Два чувства владели мной на этом совещании. Для первого трудно подобрать слова. Это можно назвать и облегчением, и рад остью, что все закончилось не начавшись. А можно просто сказать: «Слава Богу, что обошлось». Последнее выражение и короче, и точнее, и яснее. Второе — это чувство гордости за нашу страну, за наши Вооруженные силы, за наш Военно-морской флот. Американцы побоялись получить то же, что они хотели сделать для нас, поэтому вернулись в исходную позицию.

Кроме Карибского кризиса и землетрясения на Камчатке, мне довелось пережить и чилийское цунами.

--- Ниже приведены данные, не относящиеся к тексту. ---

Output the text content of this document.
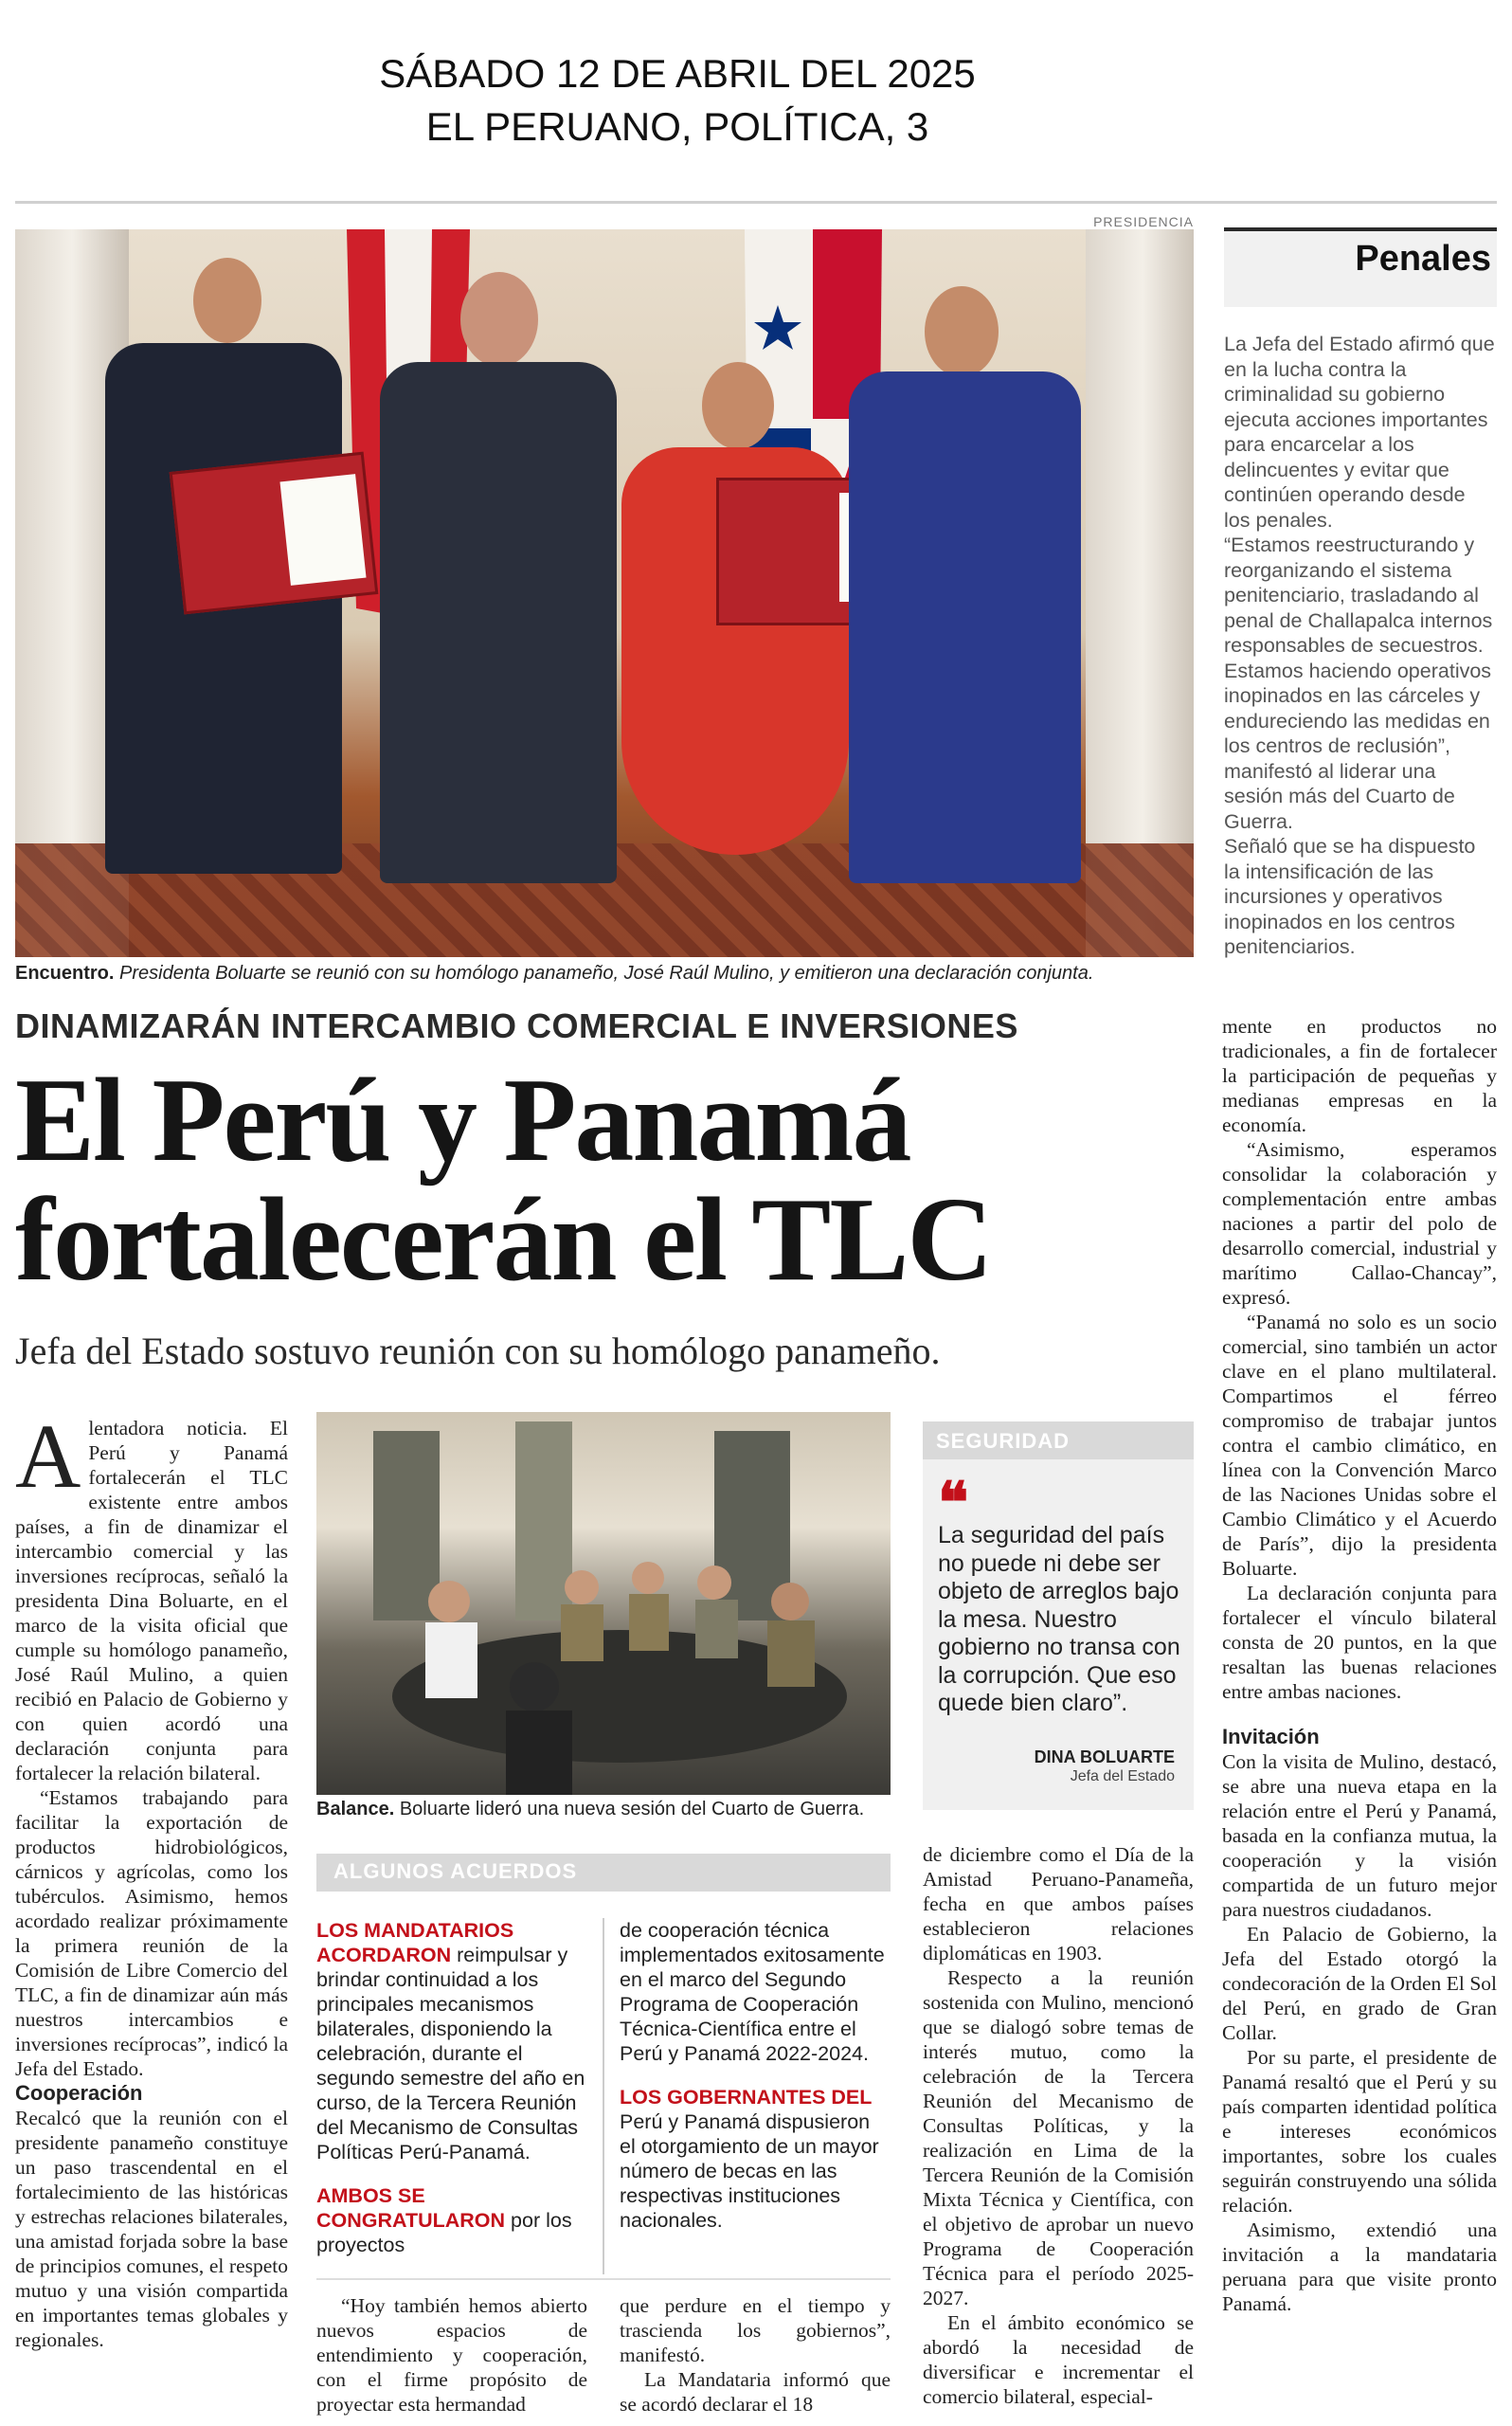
SÁBADO 12 DE ABRIL DEL 2025
EL PERUANO, POLÍTICA, 3
PRESIDENCIA
Encuentro. Presidenta Boluarte se reunió con su homólogo panameño, José Raúl Mulino, y emitieron una declaración conjunta.
Penales

La Jefa del Estado afirmó que en la lucha contra la criminalidad su gobierno ejecuta acciones importantes para encarcelar a los delincuentes y evitar que continúen operando desde los penales.

“Estamos reestructurando y reorganizando el sistema penitenciario, trasladando al penal de Challapalca internos responsables de secuestros. Estamos haciendo operativos inopinados en las cárceles y endureciendo las medidas en los centros de reclusión”, manifestó al liderar una sesión más del Cuarto de Guerra.

Señaló que se ha dispuesto la intensificación de las incursiones y operativos inopinados en los centros penitenciarios.

DINAMIZARÁN INTERCAMBIO COMERCIAL E INVERSIONES
El Perú y Panamá
fortalecerán el TLC
Jefa del Estado sostuvo reunión con su homólogo panameño.

Alentadora noticia. El Perú y Panamá fortalecerán el TLC existente entre ambos países, a fin de dinamizar el intercambio comercial y las inversiones recíprocas, señaló la presidenta Dina Boluarte, en el marco de la visita oficial que cumple su homólogo panameño, José Raúl Mulino, a quien recibió en Palacio de Gobierno y con quien acordó una declaración conjunta para fortalecer la relación bilateral.

“Estamos trabajando para facilitar la exportación de productos hidrobiológicos, cárnicos y agrícolas, como los tubérculos. Asimismo, hemos acordado realizar próximamente la primera reunión de la Comisión de Libre Comercio del TLC, a fin de dinamizar aún más nuestros intercambios e inversiones recíprocas”, indicó la Jefa del Estado.

Cooperación

Recalcó que la reunión con el presidente panameño constituye un paso trascendental en el fortalecimiento de las históricas y estrechas relaciones bilaterales, una amistad forjada sobre la base de principios comunes, el respeto mutuo y una visión compartida en importantes temas globales y regionales.

Balance. Boluarte lideró una nueva sesión del Cuarto de Guerra.
SEGURIDAD
❝
La seguridad del país no puede ni debe ser objeto de arreglos bajo la mesa. Nuestro gobierno no transa con la corrupción. Que eso quede bien claro”.
DINA BOLUARTE
Jefa del Estado
ALGUNOS ACUERDOS

LOS MANDATARIOS ACORDARON reimpulsar y brindar continuidad a los principales mecanismos bilaterales, disponiendo la celebración, durante el segundo semestre del año en curso, de la Tercera Reunión del Mecanismo de Consultas Políticas Perú-Panamá.

AMBOS SE CONGRATULARON por los proyectos

de cooperación técnica implementados exitosamente en el marco del Segundo Programa de Cooperación Técnica-Científica entre el Perú y Panamá 2022-2024.

LOS GOBERNANTES DEL Perú y Panamá dispusieron el otorgamiento de un mayor número de becas en las respectivas instituciones nacionales.

“Hoy también hemos abierto nuevos espacios de entendimiento y cooperación, con el firme propósito de proyectar esta hermandad

que perdure en el tiempo y trascienda los gobiernos”, manifestó.

La Mandataria informó que se acordó declarar el 18

de diciembre como el Día de la Amistad Peruano-Panameña, fecha en que ambos países establecieron relaciones diplomáticas en 1903.

Respecto a la reunión sostenida con Mulino, mencionó que se dialogó sobre temas de interés mutuo, como la celebración de la Tercera Reunión del Mecanismo de Consultas Políticas, y la realización en Lima de la Tercera Reunión de la Comisión Mixta Técnica y Científica, con el objetivo de aprobar un nuevo Programa de Cooperación Técnica para el período 2025-2027.

En el ámbito económico se abordó la necesidad de diversificar e incrementar el comercio bilateral, especial-

mente en productos no tradicionales, a fin de fortalecer la participación de pequeñas y medianas empresas en la economía.

“Asimismo, esperamos consolidar la colaboración y complementación entre ambas naciones a partir del polo de desarrollo comercial, industrial y marítimo Callao-Chancay”, expresó.

“Panamá no solo es un socio comercial, sino también un actor clave en el plano multilateral. Compartimos el férreo compromiso de trabajar juntos contra el cambio climático, en línea con la Convención Marco de las Naciones Unidas sobre el Cambio Climático y el Acuerdo de París”, dijo la presidenta Boluarte.

La declaración conjunta para fortalecer el vínculo bilateral consta de 20 puntos, en la que resaltan las buenas relaciones entre ambas naciones.

Invitación

Con la visita de Mulino, destacó, se abre una nueva etapa en la relación entre el Perú y Panamá, basada en la confianza mutua, la cooperación y la visión compartida de un futuro mejor para nuestros ciudadanos.

En Palacio de Gobierno, la Jefa del Estado otorgó la condecoración de la Orden El Sol del Perú, en grado de Gran Collar.

Por su parte, el presidente de Panamá resaltó que el Perú y su país comparten identidad política e intereses económicos importantes, sobre los cuales seguirán construyendo una sólida relación.

Asimismo, extendió una invitación a la mandataria peruana para que visite pronto Panamá.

В начале этой главы я упоминал о цунами, сейчас сделаю это несколько подробнее. Цунами — это моретрясение, которое возникает при мгновенном опускании большого участка морского дна, в результате чего образуется волна. Цунами — это так называемая длинная волна, а ветровые волны, обычные для моря, озера, реки и т. д. — это короткие волны. Расстояние между гребнями коротких волн исчисляется метрами, а расстояние между гребнями длинных волн — километрами. Высота волны цунами гораздо больше высоты самых крупных ветровых волн, но длинная волна очень пологая, поэтому для корабля в открытом море она никакой опасности не представляет. Корабль просто плавно поднимается и плавно опускается. Когда волна цунами врывается в бухту — то это беда. Она срывает корабли с якорей и выбрасывает их на берег, разрушает причалы и, проникая на берег, — все береговые постройки. То же самое происходит, когда волна цунами обрушивается на берег не обязательно в бухте, но и в любом другом месте.

Для того, чтобы обезопасить береговые постройки от цунами, необходимо строить их на высоте, которая недоступна для этой волны. Спасение от цунами — своевременное предупреждение об опасности, чтобы корабли успели выйти в открытое море, а люди и береговая техника — забраться повыше. [145]

Всегда есть какой-то отрезок времени от момента землетрясения, способного вызвать цунами, до прихода этой волны к пункту оповещения.

После цунами, наделавшего в начале пятидесятых годов много бед на Камчатке в области и на флотилии, были развернуты работы по выявлению мест, опасных для людей и сооружений при возникновении цунами. Были подняты архивы и произведено цунамирайонирование побережья. При каждом новом цунами вносились соответствующие добавления.

На флотилии этой работой занимался Инженерный отдел. Были выявлены все цунамиопасные акватории и территории в границах базирования сил флотилии, и для них определен порядок действий при объявлении тревоги «Цунами», а также правила застройки этих участков.

Моретрясение в Чили вызвало волну цунами, которая дошла и до Камчатки.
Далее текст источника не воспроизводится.